By Jace Dicola
Grandview has a sanitation problem and only the students can fix it.
Bathrooms that make you want to just hold it for the day, tables in the cafeteria an animal wouldn’t eat off of, and staircases that make you want to buy a house with only one floor; these realities can become distant memory if Grandview students collectively decide make Grandview a better place.
We have all faced this problem: We go to lunch and all the remaining tables have spilled water and crumbs occupying the surface because the previous students didn’t clean up their mess.
Or, if you’re lucky enough, you may trip on some discarded lunch laying on the floor or the school grounds if you chose to eat outside.
“If you go outside in that field in front of the school, there is trash all over, and it’s disgusting,” an anonymous Sophomore student said.
Or perhaps you’ve had to go to a bathroom on the other end of the hall because the sight of the one closest to your classroom makes you want to lose the lunch you just had to eat surrounded by garbage.
“All the stalls have poop on the wall and toilet seats; we’re in high school, learn to hit the toilet!,” the student said.
Not only would a cleaner Grandview decrease the community’s collective nausea, but it would actually decrease the overall stress levels of students and staff.
A psychology study directed by Indiana University’s research scientist and professor NiCole R. Keith, Ph.D. found that people who spent time within a cleaner environment were less stressed, and more likely to engage in physical activity.
When you’re all nice and snuggled up in your bed, I’m working.
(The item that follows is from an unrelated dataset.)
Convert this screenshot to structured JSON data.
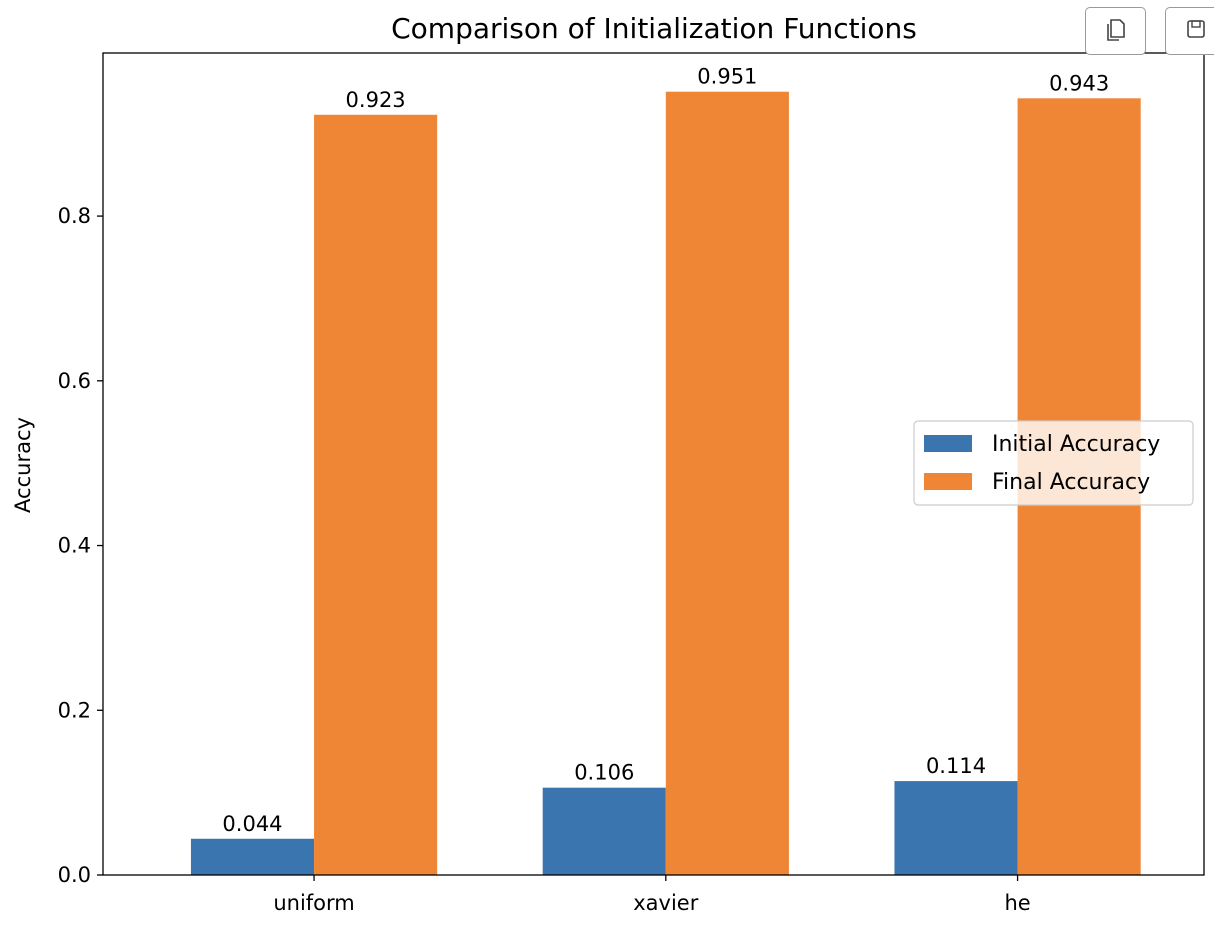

That’s right: not only will we no longer have to dread going to the bathroom and sitting down at a cafeteria table, but school will become that much less stressful; which sounds pretty desirable if you ask me
Some students may think it’s just an inconvenience that we can throw aside, but take a walk in the shoes of our custodians.
“When you’re all nice and snuggled up in your bed, I’m working,” said maintenance worker Ronnie Davis.
As much as we would like to blame it on the custodians, it simply isn’t their fault. The average Grandview custodian and maintenance worker works 8 1/2 hours a day, starting at 5 AM, cleaning mess after mess. How would you keep a school of 2,752 students clean with no help other than a few fellow custodians to pick up after the students during school hours?
By this logic, it would make sense to hire more custodians and maintenance workers, but it just isn’t in the school’s budget, especially when these messes are so preventable.
Unlike most problems in life, this one has an extremely simple solution: put forth some effort to keep your school clean.
A few examples would be ensuring you and your friends throw away all your lunch and clean up major spills and toss your trash in an actual trash can rather than in a urinal or the floor in the academic hall.
The biggest mystery in Grandview is certainly why some students do this.
“This is common sense, house training stuff. How do they not know this?” Davis asked.
So, on behalf of many Grandview students, staff, and myself: Please pick up after yourselves and others. This will put an end to the mess we call Grandview High. Have some decency.